Re: Linux & ECC memory

Albert Cahalan (albert@ccs.neu.edu)
Thu, 14 Nov 1996 22:47:47 -0500 (EST)


>>> Albert Calahan just sent me some mail saying the hardware
>>> doesn't report the failed memory location when the NMI is
>>> triggered, so that would answer my question -- Linux can't
>>> attempt to ammeliorate an error, as it doesn't know where
>>> it happened.
>
> Wouldn't linux know which process was active (and generated)
> the NMI though?\ I would think that the kernel could at least
> kill the process and unmap the physical pages used by that
> process at the time.
>
> This would a) keep the system running and b) provide at least
> some indication of where the error is (although memtest86 will
> be more useful in this regard)

The kernel could record what pages are in use by the current
process, plus the previous process if the current process was
just scheduled.
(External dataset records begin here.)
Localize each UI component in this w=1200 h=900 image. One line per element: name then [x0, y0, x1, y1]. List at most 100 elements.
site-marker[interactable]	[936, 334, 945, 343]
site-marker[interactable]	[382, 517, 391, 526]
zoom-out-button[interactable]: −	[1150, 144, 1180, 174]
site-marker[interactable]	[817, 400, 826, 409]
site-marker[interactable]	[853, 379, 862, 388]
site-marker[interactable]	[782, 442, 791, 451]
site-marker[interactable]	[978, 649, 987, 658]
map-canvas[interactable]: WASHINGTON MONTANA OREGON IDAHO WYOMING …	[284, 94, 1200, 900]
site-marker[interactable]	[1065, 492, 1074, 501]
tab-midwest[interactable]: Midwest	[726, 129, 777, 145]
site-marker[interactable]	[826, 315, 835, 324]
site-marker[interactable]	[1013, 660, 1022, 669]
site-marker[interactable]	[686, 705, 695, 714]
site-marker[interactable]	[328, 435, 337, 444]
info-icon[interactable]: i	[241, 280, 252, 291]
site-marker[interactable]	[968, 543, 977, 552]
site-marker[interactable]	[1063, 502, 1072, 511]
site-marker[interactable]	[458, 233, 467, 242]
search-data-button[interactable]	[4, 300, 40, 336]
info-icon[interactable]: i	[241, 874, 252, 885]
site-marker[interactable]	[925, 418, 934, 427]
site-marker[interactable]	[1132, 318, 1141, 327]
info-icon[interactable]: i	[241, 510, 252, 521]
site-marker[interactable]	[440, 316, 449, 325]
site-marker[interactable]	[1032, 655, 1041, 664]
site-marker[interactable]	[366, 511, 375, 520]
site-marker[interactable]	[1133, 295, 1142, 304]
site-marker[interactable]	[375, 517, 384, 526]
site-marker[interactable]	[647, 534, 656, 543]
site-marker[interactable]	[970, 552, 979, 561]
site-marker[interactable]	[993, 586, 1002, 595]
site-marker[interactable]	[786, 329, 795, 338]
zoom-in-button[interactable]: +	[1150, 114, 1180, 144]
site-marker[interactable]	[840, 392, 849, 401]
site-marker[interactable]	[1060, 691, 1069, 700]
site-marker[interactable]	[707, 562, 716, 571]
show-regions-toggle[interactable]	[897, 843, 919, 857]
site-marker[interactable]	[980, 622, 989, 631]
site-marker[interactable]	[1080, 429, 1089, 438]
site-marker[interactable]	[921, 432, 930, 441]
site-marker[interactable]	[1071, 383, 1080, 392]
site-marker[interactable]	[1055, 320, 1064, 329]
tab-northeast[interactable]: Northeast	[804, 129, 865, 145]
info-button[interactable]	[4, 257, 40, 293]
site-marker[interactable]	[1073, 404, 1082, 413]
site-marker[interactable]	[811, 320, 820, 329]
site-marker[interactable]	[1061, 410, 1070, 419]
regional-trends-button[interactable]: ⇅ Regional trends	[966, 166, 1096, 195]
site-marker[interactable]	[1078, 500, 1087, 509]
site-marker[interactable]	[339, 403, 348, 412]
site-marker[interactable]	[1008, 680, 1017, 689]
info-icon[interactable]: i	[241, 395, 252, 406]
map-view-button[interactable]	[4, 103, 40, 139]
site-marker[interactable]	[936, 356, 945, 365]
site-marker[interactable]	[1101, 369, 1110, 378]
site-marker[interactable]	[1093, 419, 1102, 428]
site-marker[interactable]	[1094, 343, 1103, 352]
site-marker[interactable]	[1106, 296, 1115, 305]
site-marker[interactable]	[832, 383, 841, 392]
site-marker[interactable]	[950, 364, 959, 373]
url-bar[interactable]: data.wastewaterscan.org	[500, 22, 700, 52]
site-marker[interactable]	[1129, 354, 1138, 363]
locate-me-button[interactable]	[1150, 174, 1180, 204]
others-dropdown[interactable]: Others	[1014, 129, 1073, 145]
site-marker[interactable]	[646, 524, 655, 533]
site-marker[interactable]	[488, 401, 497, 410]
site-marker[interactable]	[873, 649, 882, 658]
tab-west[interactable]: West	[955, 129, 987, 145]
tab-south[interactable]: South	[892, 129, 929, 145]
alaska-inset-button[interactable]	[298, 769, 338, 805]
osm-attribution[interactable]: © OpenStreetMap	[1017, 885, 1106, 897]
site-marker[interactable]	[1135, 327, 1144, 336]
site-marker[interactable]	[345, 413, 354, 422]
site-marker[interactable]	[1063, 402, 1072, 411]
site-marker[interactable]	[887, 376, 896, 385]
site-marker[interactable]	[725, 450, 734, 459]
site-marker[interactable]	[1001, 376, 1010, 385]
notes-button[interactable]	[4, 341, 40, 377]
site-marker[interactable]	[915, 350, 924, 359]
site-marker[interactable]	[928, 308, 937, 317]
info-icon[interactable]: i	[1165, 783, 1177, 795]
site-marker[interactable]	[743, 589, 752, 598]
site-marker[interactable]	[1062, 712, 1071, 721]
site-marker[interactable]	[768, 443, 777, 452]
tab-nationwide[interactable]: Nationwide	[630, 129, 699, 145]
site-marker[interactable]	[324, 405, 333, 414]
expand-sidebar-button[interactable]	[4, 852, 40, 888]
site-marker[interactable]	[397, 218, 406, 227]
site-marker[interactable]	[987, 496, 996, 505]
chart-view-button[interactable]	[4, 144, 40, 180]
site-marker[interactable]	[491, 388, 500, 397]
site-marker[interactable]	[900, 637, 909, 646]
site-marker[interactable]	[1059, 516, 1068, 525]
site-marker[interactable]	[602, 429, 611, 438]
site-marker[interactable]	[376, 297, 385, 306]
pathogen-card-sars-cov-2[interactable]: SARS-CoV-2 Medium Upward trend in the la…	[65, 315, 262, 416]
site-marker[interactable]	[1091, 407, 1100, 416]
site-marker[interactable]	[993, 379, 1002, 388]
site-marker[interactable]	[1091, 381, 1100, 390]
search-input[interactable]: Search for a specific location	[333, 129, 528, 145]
It is best to just printk() the address space.

After several NMIs have happened, the sysadmin can use a
statistical tool can examine the log file for patterns.

If a pattern shows up, then some of the worst pages can be
avoided. It would be easy to add a command line option to
avoid bad pages, but it is better if there is no need to reboot.
Then klogd could automate the whole solution.

>> I believe the Machine Check Architecture implemented in the P6
>> and P5 CPUs is what needs to be looked into. If the Machine
>> Check Exception is enabled, information is placed into special
>> registers detailing memory errors that have occurred.
>
> Of course, this would be even better :-)

I will guess: That information is in appendix H, and it has
not been reverse engineered for www.x86.org yet.